Не снижая скорости по петляющей дороге, автобус спустился в долину Днестра и въехал в Могилёв-Подольский. После озеленения окружающих его со всех сторон склонов гор он мог бы стать красивейшим городом Подолья, но грязь по всем улицам, никем не убираемые мусорные кучки… Хочется из всего этого запустения быстрее выбраться прочь. Брат отправляется на рынок в Молдавию, мне же не хочется за полчаса пребывания там заляпать паспорт отметками «убыл – прибыл», и, договорившись о времени встречи на автовокзале, мы разошлись. Я пошёл по улицам, осматривая новые и старые дома, сравнивая их прежнее и новое назначение. Вот бывший кинотеатр, совершенно почему-то разрушенный, Дом пионеров, где учились рисовать, сейчас в нём какое-то частное предприятие. Напротив был книжный магазин, где на сэкономленные от мороженого и газводы деньги покупали свои первые книги; сейчас нет книжных магазинов ни в одном из этих маленьких городов…

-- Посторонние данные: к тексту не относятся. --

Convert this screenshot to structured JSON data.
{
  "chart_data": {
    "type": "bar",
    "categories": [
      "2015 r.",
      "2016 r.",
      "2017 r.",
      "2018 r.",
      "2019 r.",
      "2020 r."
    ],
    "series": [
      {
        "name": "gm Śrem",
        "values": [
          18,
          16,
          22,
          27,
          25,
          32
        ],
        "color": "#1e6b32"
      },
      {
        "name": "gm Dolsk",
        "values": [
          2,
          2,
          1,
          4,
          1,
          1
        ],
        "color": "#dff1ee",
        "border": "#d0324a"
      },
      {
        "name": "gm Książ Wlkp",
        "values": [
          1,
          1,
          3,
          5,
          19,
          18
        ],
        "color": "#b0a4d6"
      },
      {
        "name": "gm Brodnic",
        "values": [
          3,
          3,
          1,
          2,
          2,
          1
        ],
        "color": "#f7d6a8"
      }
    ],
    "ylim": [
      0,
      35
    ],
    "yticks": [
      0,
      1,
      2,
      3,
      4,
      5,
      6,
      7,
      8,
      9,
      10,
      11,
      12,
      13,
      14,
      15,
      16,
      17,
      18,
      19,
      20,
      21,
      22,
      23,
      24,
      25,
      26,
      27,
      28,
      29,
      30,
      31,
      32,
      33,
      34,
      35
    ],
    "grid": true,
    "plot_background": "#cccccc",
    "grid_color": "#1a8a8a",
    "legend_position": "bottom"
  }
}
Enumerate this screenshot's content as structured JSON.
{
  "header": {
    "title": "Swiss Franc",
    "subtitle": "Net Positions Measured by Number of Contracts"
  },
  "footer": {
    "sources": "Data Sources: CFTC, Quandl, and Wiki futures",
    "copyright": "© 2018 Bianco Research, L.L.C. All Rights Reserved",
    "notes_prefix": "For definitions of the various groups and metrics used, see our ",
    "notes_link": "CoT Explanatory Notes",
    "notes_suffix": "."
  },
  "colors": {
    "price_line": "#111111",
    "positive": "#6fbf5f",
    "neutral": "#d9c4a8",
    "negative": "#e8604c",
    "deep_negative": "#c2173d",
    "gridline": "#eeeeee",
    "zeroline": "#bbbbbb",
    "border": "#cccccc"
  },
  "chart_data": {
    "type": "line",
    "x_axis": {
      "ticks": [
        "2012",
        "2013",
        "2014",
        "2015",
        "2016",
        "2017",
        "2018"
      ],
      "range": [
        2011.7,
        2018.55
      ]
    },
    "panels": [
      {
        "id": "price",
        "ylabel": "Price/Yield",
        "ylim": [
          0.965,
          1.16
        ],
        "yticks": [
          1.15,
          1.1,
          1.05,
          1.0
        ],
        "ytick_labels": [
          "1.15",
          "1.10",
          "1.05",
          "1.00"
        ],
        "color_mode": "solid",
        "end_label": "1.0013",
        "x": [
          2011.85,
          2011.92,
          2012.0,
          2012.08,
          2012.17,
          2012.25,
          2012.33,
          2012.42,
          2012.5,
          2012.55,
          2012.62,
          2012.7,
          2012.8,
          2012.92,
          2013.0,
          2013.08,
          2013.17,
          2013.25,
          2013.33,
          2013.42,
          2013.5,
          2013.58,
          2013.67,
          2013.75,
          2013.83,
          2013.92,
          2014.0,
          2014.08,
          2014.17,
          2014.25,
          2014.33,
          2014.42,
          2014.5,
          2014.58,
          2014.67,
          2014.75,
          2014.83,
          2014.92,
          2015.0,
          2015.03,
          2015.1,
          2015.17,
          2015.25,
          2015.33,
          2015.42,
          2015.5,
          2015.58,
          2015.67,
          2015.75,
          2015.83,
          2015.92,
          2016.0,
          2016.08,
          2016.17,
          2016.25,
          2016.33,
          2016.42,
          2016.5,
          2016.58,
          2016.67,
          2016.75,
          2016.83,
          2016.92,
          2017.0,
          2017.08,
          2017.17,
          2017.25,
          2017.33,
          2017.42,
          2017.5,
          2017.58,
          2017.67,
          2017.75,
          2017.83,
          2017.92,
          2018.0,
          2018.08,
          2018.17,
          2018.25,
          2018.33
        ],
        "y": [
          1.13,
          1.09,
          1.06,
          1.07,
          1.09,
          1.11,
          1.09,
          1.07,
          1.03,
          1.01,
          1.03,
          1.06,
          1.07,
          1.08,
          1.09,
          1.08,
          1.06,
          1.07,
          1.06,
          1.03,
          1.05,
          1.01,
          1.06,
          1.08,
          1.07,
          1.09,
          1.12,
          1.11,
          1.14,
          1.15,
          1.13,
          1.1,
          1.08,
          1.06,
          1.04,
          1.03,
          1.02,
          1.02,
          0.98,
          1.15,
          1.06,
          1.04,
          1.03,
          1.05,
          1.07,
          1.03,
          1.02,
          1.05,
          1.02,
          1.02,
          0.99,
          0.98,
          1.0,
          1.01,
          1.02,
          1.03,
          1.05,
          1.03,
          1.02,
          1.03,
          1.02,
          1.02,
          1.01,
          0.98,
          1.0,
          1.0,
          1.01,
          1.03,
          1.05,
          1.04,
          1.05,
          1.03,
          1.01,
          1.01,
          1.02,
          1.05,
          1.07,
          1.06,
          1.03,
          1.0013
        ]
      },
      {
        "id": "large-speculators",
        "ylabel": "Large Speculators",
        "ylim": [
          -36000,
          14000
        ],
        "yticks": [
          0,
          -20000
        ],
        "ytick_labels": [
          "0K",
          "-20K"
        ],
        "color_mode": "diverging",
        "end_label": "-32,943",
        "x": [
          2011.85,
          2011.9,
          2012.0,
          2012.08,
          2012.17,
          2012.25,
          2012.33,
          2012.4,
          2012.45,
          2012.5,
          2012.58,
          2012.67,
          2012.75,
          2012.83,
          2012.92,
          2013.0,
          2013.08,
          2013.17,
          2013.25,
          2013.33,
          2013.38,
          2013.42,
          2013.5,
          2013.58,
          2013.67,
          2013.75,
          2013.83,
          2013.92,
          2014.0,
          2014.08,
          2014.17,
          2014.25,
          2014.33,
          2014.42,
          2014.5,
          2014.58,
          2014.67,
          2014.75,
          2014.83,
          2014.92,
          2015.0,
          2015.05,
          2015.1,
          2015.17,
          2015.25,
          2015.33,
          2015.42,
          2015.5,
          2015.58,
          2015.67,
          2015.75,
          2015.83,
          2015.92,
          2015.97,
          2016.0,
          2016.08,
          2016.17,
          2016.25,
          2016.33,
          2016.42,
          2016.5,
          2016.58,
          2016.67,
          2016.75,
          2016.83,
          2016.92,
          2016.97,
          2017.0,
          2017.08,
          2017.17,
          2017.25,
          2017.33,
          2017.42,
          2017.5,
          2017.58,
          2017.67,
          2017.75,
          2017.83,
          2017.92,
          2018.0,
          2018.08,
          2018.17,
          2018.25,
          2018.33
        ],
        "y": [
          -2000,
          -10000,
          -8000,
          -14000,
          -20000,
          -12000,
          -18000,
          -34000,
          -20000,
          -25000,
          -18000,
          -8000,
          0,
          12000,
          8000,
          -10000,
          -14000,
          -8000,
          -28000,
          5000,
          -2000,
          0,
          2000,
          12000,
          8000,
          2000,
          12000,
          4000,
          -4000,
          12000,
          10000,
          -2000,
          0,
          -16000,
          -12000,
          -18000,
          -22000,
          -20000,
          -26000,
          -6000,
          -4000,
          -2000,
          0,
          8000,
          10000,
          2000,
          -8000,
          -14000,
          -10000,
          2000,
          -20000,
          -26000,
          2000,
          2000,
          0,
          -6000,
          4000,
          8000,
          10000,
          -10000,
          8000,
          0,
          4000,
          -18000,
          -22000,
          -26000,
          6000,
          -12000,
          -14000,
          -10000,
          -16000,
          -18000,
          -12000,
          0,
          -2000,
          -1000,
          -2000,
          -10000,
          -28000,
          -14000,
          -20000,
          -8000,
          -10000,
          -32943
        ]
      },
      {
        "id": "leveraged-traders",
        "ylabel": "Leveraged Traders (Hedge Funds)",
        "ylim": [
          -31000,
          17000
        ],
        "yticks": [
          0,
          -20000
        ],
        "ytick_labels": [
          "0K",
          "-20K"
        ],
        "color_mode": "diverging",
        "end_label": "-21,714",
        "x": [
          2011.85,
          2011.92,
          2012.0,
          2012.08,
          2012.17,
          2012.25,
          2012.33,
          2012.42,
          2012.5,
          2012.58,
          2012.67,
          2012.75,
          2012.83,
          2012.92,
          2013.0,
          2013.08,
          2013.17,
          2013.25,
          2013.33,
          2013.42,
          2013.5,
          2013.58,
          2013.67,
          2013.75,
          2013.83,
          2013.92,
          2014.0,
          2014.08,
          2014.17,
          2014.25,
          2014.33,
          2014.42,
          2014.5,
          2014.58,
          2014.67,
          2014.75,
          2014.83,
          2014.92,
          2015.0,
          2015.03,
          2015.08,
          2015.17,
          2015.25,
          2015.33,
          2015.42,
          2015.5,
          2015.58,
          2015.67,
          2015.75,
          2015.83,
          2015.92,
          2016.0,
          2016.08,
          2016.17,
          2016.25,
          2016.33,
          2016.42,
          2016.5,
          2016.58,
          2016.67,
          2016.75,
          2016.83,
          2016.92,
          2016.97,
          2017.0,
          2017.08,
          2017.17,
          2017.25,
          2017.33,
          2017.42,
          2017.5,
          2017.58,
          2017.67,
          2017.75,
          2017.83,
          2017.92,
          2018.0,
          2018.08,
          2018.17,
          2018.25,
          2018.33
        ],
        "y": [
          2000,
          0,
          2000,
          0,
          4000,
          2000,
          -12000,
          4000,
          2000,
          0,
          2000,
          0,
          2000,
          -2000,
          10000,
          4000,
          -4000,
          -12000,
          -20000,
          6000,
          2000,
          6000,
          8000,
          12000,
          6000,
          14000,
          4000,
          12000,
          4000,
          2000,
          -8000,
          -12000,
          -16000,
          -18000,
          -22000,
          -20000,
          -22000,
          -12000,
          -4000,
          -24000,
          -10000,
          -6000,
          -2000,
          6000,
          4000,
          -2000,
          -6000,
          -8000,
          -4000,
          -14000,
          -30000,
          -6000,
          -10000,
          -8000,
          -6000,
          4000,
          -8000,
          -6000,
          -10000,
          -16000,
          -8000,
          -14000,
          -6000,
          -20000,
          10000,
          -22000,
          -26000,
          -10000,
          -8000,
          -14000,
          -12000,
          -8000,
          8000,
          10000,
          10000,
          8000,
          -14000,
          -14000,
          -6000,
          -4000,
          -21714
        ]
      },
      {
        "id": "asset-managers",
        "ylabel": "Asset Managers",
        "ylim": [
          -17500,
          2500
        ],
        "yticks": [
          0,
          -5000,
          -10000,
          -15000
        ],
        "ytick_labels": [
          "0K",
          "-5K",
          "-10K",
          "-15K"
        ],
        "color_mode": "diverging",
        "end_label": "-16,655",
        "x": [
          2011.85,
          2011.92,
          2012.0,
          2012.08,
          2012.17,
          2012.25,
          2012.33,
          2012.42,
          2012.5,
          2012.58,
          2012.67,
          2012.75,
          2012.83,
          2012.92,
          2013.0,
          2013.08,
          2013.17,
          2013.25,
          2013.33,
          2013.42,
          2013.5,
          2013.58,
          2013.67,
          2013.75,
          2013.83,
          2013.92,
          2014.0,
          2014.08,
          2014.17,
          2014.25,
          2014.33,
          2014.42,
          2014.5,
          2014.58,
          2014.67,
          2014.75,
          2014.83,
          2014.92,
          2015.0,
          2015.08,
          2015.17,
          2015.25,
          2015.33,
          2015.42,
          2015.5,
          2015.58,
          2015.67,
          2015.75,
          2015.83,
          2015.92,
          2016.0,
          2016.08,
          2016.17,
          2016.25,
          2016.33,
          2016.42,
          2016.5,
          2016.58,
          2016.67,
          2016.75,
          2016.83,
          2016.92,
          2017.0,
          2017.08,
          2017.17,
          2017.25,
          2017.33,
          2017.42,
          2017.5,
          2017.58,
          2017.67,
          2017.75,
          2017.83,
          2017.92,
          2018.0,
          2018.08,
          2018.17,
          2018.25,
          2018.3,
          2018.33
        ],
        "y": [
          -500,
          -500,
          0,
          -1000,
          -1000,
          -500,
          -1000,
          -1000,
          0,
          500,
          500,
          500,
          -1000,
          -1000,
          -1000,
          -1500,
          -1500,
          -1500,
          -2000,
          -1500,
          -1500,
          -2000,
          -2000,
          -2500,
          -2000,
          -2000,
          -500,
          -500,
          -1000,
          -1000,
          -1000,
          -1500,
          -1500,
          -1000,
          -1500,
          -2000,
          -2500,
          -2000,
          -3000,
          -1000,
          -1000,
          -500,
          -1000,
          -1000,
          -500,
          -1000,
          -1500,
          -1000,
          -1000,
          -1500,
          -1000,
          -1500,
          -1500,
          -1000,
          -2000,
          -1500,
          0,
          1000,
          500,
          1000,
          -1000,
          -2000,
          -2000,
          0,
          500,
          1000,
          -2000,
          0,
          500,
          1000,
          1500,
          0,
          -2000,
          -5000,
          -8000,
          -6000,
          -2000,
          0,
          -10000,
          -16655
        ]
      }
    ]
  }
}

Я вышел на нависшую над рекой пустынную набережную Днестра, широкого и быстрого как когда-то в большую воду, когда его не переплывёшь. После того, как построили ГЭС, он всегда таков – строго зарегулирован, о чём говорят мох на подводных камнях и колышущиеся течением водоросли. Ни лодок, ни речных кораблей, настоящая граница. В летнюю пору вода обычно спадала, оголяя каменистый берег и отмели, становилась прозрачной и тёплой, как бы приглашая искупаться в ней, и наша компания на весь день перемещалась сюда. Уже ничего не стоило переплыть эту страшную и опасную в другое время реку, и над теми пацанами, кто ещё не мог этого сделать, издевались безжалостные сверстники. Шиком считалось уйти далеко вверх, под самый мост, и сплывать по течению, перехватывая на середине русла паром, потом спрыгивать с его перил с затяжным нырком. Здесь мы чувствовали своё единство с природой, представляли себя путешествующими в компании Тома Сойера где-то на Миссисипи, вместе с детьми капитана Гранта на Амазонке, среди индейцев и охотников Фенимора Купера, плавающими среди африканских крокодилов Тарзанами… Мы видели себя такими же сильными и благородными, как герои многих прочитанных повестей и романов, увиденных кинофильмов. Обгоревшие, обветренные и облупленные, возвращались домой только к приходу с работы родителей, с набитыми всякой неперевариваемой зеленью животами… Мы склонны рассматривать детство всего лишь как подготовительный этап к взрослой жизни, а ведь это тоже жизнь, и, быть может, лучшая её часть, и зря мы никогда не рассказываем о ней своим детям!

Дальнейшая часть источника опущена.